I came across my old diary I started from around the end of 7th grade. I began reading of my old dilemmas I used to cry over. I roll my eyes. Its only been 3 years since. I’m surprised at how I’ve changed. I laugh at my innocent choice of words. I feel nostalgic rather, of the past I thought was difficult. I would live it again if that meant I wouldn’t go through this.
You’ve changed me. I changed me. I see the world differently now.
This was what I’ve always wanted. Why am I so afraid of something I fantasized about day after day? If I told you, it wouldn’t be such a big deal to you. But in the back of my mind, I wonder if you’re just as terrified as I am. Its homecoming. I should be living it up. And I will try like hell to enjoy this.

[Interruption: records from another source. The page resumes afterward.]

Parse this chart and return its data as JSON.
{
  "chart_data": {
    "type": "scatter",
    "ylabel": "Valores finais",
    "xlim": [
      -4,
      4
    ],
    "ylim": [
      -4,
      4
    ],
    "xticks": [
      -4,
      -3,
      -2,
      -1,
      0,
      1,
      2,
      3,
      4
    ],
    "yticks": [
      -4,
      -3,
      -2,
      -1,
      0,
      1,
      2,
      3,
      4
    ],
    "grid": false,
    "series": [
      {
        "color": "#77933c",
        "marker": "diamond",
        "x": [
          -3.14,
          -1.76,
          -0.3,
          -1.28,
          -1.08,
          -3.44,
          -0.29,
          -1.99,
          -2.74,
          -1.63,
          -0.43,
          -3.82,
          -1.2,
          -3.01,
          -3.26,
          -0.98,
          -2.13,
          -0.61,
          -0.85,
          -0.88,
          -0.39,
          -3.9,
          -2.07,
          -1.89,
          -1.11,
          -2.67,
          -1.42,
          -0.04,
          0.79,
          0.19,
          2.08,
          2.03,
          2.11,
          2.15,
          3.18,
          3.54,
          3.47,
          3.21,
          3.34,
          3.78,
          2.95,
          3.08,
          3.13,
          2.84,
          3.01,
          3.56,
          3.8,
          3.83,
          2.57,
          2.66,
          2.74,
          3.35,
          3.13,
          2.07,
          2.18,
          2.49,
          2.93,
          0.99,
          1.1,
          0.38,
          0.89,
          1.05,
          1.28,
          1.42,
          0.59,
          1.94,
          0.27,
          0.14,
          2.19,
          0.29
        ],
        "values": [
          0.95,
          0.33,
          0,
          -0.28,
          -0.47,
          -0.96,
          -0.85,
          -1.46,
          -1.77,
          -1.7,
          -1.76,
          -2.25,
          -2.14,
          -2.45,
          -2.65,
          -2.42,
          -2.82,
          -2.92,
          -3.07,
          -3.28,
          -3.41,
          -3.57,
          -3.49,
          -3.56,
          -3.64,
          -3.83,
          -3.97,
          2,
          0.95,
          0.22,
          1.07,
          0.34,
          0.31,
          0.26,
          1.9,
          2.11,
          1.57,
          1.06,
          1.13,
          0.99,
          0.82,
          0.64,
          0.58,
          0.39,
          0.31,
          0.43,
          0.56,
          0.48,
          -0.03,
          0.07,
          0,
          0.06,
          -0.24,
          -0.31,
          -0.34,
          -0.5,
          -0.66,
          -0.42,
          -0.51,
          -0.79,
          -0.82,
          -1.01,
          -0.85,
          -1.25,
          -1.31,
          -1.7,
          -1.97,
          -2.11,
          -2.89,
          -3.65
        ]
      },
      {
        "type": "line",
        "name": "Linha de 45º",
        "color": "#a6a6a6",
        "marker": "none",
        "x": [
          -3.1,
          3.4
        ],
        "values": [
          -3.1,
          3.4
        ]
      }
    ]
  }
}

I”m not an impulsive person. I’m still wondering what came over me that day. Its not usual for me to just go out and buy an $80 dress. You make me do crazy things. Its quite pathetic of me when I think about that. I just hope this will all be worth it. Or then you’d owe me $80.
I slyly look your way now and then. I find it hard to stray my eyes away from you long. I see you gazing right at me. I tell myself that your looking out the window behind me. Oh, how I wish it was much more than so.
You drove me home yesterday. As a friendly favor. We sat together in the front. Our knees grazed by each other. Did you feel it too? We sang a song. A song that is still in my head now. I walked out on my driveway last night. Standing where you were. You were there. Right there. Right here.
I felt nothing. No ache. No frustration. For once, I felt fine. I believe it was because you were here. But, I knew once I’ve woken up from this short-lived dream. It will hurt. The kind of hurt that makes you stop and sigh.
I woke up this morning dazed. Like I was having a hangover. It begins once again. Ouch.